RAZ: I'm assuming you've tried ginger beer since then.

ADICHIE: I have. I was terribly disappointed.

(SOUNDBITE OF TED TALK)

ADICHIE: What this demonstrates, I think, is how impressionable and vulnerable we are in the face of a story, particularly as children. Because all I had read were books in which characters were foreign, I had become convinced that books, by their very nature, had to have foreigners in them and had to be about things with which I could not personally identify.

RAZ: At some point, you realize that storytelling and the stories that you knew, they're not just about these magical or fictional or amazing places, but they actually define the way you think about real things.
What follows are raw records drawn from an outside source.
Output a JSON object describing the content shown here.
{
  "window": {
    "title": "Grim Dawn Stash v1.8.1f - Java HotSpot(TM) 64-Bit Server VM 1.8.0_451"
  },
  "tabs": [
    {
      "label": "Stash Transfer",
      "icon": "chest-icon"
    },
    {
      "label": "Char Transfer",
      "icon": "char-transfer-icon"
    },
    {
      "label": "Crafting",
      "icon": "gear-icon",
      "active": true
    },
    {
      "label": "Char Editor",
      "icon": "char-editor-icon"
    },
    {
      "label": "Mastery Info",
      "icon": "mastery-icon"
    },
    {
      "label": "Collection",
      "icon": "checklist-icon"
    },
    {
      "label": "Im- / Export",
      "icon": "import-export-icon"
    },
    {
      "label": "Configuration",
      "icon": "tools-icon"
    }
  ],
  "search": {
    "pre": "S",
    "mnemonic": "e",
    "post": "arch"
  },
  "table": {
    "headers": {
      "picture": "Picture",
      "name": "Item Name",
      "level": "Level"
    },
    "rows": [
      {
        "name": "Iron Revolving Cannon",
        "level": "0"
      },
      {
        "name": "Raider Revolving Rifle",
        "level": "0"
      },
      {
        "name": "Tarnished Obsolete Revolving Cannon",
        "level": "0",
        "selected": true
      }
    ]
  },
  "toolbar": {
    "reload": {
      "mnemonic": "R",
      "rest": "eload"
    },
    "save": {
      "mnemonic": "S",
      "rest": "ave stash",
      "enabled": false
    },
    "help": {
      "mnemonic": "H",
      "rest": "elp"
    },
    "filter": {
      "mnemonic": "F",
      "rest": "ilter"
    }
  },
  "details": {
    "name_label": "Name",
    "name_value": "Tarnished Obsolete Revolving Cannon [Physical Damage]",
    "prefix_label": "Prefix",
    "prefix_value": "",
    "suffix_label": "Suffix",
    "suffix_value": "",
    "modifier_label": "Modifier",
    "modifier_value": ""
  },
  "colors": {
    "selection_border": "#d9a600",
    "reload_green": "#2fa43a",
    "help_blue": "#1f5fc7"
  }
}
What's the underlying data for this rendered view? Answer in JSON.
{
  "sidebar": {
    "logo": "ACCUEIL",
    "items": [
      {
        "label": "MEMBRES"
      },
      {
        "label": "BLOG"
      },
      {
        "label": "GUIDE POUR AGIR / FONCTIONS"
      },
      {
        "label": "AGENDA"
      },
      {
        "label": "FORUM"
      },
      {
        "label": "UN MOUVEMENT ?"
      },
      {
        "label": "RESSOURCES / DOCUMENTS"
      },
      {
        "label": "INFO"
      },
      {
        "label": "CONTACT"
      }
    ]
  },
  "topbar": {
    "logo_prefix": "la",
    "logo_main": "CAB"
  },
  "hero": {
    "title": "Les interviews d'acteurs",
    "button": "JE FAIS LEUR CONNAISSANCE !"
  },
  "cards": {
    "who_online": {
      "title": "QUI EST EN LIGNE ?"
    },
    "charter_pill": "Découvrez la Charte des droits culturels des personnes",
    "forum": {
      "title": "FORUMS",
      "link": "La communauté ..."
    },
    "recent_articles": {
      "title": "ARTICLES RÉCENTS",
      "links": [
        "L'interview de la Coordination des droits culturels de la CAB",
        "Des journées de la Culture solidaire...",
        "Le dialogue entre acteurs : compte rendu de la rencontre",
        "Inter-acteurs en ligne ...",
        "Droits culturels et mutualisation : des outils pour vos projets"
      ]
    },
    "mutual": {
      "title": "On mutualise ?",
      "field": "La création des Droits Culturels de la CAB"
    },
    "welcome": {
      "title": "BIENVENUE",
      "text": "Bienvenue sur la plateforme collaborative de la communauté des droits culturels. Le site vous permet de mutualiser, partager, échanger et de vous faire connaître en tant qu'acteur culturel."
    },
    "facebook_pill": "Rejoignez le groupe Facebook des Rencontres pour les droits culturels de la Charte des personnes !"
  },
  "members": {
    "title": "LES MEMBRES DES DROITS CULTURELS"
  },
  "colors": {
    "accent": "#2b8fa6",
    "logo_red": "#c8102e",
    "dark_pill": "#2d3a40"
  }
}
ADICHIE: Yeah, I mean, when I was a child - I, you know, loving all those British books, I started to read African literature when, I think, I was maybe 10. It had such a deep impression on me because I finally was reading about people who seemed more familiar.

(SOUNDBITE OF TED TALK)

ADICHIE: I realized that people like me - girls with skin the color of chocolate, whose kinky hair could not form ponytails - could also exist in literature. I started to write about things I recognized. So what the discovery of African writers did for me was this - it saved me from having a single story of what books are. I come from a conventional middle-class Nigerian family, and so we had, as was the norm, live-in domestic help who would often from nearby rural villages. So the year I turned eight, we got a new houseboy. His name was Fide. The only thing my mother told us about him was that his family was very poor. And when I didn't finish my dinner, my mother would say, finish your food, don't you know people like Fide's family have nothing? So I felt enormous pity for Fide's family.